The dispute in Layton in which a man is ready to go to jail rather than pay a violation fee for parking a vehicle on his lawn underscores the need for common-sense enforcement of local parking laws.
Todd Harris, 59, is a bail bondsman with six kids and several vehicles at his home. Layton law states no vehicles can be parked on the lawn of homes. Harris' efforts to comply with the law despite having several vehicles, family as well as work-related, have led to his receiving tickets. Hence his current dispute with the city.
The intent of cities having these types of parking laws are to make sure that homeowners don't have non-running "dead" vehicles on their lawns, or are "collecting" a number of vehicles that are clearly too many to keep on one property. Those seem like legitimate concerns for cities, and we support laws to prevent such practices.
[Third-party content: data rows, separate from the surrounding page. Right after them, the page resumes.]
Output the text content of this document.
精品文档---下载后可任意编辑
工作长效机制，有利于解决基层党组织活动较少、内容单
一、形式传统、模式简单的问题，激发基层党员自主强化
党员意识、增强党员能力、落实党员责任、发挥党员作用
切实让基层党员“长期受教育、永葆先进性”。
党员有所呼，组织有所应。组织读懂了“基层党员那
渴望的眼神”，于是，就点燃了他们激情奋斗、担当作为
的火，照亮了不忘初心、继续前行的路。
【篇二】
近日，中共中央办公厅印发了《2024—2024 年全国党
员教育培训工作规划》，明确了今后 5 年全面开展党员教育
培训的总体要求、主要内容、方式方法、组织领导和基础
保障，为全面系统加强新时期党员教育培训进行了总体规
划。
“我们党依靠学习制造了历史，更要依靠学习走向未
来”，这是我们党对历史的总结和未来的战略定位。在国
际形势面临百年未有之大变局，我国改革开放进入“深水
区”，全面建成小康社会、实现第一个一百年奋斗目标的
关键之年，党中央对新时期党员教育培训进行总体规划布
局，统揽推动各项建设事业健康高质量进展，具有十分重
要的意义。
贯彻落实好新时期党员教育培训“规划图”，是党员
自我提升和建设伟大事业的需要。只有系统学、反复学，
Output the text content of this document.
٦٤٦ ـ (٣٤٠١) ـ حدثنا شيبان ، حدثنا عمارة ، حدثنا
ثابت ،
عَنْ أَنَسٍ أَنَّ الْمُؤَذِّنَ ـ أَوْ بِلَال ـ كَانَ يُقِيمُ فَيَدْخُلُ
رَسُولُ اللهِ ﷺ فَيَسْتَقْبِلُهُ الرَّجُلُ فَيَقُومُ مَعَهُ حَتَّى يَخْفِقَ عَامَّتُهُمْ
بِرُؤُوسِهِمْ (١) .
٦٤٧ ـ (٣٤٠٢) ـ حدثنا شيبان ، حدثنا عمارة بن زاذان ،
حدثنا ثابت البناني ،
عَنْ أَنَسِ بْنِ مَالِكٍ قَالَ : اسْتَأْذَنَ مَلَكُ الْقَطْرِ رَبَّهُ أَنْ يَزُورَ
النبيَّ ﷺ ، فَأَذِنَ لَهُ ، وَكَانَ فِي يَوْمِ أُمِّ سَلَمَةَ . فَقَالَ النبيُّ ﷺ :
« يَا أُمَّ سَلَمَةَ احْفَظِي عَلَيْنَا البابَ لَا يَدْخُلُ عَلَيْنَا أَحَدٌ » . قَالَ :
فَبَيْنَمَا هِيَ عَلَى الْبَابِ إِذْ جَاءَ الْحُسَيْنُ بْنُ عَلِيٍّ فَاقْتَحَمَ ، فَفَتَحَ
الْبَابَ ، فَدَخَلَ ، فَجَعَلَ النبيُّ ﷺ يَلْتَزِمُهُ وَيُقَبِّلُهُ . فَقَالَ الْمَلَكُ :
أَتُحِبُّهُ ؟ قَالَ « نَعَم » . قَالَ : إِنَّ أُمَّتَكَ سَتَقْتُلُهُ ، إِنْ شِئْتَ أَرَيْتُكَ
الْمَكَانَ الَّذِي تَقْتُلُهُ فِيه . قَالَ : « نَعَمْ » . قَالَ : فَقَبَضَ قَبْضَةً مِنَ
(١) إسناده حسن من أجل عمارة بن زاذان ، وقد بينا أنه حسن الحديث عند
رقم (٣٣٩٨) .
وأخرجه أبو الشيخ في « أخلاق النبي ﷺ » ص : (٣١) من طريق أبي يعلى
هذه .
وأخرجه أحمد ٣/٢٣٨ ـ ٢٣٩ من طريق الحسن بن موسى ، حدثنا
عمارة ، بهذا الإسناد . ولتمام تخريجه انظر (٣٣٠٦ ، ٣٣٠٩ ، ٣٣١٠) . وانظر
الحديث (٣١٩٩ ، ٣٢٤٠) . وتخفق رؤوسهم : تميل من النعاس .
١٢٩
However, the current dispute in Layton seems to be a perfect opportunity for cities to make sure that their parking ordinances are enforced in a common-sense manner. If working vehicles are needed for family and business responsibilities, and it's clear that such vehicles are being used, why not allow a vehicle to be parked on the lawn if there's a good reason for it? Why punish a homeowner for making the best use of his or her property?
Immovable, "dead" vehicles are distinct from vehicles that are used frequently for legitimate purposes. The Harris case in Layton has the potential to move that city, and perhaps others, to make sure that the parking codes that are enforced are not designed to hassle homeowners who need more than two or three working vehicles.